IL TEMPO – AUSTINI – Entusiasti. Curiosi. Impazienti. Dan Friedkin e suo figlio Ryan, destinato ad avere un ruolo centrale nel club e una presenza più assidua a Roma, non vedono l’ora di avviare la nuova era giallorossa e di aggiungere un tassello così prestigioso al loro impero dedicato all’intrattenimento. L’operazione è stata chiusa in fretta proprio con l’obiettivo di intervenire subito nelle strategie, a partire dal calciomercato di gennaio prossimo all’apertura. C’è bisogno di confermare le previsioni di budget della società ed eventualmente correggerle, oltre alla necessità impellente di immettere liquidità in cassa attraverso un finanziamento che copra parte dell’aumento di capitale da massimo 150 milioni di euro già deliberato dall’assemblea dei soci dell’As Roma e da concludere entro il 2020.
In una prima fase, che durerà almeno fino al termine della stagione sportiva, i Friedkin sono intenzionati a confermare in blocco l’attuale management. I contatti tra la nuova proprietà e il Ceo Guido Fienga sono in corso da mesi, l’impressione degli americani sul lavoro in corso a Trigoria è positivo e non c’è alcuna urgenza di rivoluzionare la dirigenza. A Mauro Baldissoni, teoricamente in uscita ma legato alla Roma da un contratto fino al 2021, spetterà invece il ruolo di concludere i lavori preparatori alla costruzione dello stadio. Anche lui avrà modo di parlare con Friedkin e, qualora gli venisse chiesto, di valutare la propria posizione anche in chiave futura. Franco Baldini, legato invece a Pallotta, sembra fuori dai giochi. Poi nei prossimi mesi avverrà un naturale inserimento di qualche nuova figura di riferimento della proprietà nei ruoli di vertice, ma c’è tutto il tempo per selezionarla.

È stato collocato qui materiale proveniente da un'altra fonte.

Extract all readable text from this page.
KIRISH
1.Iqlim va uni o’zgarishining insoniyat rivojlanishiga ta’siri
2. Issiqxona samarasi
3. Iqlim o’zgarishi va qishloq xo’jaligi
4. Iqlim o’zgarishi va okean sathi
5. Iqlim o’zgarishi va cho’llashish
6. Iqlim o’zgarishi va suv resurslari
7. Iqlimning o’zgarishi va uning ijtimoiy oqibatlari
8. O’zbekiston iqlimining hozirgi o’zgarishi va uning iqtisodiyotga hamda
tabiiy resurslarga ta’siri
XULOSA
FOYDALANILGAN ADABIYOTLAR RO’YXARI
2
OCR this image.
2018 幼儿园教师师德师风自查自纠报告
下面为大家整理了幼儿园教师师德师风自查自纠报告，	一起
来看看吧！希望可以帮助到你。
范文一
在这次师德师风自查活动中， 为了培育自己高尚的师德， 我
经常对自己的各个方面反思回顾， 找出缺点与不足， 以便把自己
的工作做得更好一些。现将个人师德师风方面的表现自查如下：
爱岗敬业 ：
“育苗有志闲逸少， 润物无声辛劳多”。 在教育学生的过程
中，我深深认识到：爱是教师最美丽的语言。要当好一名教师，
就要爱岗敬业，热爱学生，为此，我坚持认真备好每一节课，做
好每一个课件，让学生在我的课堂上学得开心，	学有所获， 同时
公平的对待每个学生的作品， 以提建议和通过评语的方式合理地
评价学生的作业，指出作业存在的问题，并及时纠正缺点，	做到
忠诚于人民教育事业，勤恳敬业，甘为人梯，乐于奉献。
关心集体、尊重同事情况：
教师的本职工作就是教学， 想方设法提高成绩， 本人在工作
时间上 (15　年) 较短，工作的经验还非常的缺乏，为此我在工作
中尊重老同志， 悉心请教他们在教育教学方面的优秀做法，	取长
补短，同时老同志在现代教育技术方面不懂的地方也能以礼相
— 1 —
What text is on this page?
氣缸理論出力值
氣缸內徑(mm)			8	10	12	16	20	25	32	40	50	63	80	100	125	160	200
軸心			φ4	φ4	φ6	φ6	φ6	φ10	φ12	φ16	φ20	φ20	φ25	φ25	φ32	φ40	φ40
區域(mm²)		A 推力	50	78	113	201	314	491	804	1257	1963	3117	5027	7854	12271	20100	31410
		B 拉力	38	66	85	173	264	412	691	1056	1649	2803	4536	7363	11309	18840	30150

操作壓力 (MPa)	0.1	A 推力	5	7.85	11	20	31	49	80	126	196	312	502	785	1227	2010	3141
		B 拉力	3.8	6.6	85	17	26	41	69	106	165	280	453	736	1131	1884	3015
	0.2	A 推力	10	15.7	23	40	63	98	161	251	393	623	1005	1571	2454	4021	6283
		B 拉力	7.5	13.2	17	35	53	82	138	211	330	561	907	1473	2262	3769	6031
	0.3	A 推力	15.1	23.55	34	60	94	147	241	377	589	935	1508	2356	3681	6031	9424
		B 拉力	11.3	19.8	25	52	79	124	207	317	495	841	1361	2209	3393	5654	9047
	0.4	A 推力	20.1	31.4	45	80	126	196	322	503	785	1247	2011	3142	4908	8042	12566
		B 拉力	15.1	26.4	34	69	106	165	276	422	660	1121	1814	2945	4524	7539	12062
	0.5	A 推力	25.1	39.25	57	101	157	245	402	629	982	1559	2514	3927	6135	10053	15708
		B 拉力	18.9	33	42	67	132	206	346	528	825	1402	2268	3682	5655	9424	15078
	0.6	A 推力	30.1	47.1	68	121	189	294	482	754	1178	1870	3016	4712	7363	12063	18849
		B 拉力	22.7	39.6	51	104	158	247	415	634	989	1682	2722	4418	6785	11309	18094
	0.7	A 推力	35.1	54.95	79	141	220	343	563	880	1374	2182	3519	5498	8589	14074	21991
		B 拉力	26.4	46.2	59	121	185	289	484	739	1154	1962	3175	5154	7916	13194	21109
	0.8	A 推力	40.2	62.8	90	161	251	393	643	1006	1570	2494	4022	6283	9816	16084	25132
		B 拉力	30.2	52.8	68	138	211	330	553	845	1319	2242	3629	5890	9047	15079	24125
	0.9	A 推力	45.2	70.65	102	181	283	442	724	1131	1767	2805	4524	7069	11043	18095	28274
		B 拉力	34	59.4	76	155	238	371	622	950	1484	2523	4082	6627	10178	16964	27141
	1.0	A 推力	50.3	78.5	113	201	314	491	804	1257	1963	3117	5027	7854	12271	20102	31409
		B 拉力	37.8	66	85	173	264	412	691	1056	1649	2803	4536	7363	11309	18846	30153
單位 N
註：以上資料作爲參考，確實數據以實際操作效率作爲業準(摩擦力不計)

In questo senso, assume un’’importanza strategica il ruolo di Alessandro Barnaba, ovvero l’uomo di JP Morgan che ha assistito i Friedkin durante tutta la trattativa con Pallotta. Dal 1996 al servizio della banca d’affari dove ora ricopre il ruolo di Global Chairman dell’Investement Banking, lavora a Londra, è cresciuto in Egitto ma è romano e romanista, si è laureato alla Luiss e tra i vari professionisti che hanno lavorato all’affare è senz’altro quello più coinvolto emotivamente vista la fede calcistica. Se Friedkin avrà bisogno di qualche consiglio, potrà contare sulle sue conoscenze della materia giallorossa. Oltre alla questione stadio, una volta messe le mani nella società i nuovi proprietari dovranno fare i conti con un club in forte squilibrio tra costi e ricavi, che da anni ricorre alle plusvalenze sul mercato per rientrare nei parametri del Fair Play Finanziario della Uefa. E visto che non sarà semplice far crescere i ricavi in fretta senza avere ancora un impianto di proprietà, si dovrà capire quale sarà la strategia di Friedkin per migliorare la competitività della squadra. Ad oggi la Roma rientra nei paletti della Uefa e quindi è impossibile parlare di accordi volontari di patteggiamento: i «voluntary agreements» sono concessi ai club che cambiano proprietà ma solo quando hanno sforato i limiti. E questo non è ancora avvenuto. Il marchio è cresciuto molto, potenziali sponsor sono pronti ad aggiungersi anche attraverso i canali dei proprietari texani, mala differenza la faranno come sempre le scelte lungimiranti in tutti i campi. Perché per vincere bisogna battere la Juve – e ora anche l’Inter – che fatturano più del doppio della Roma.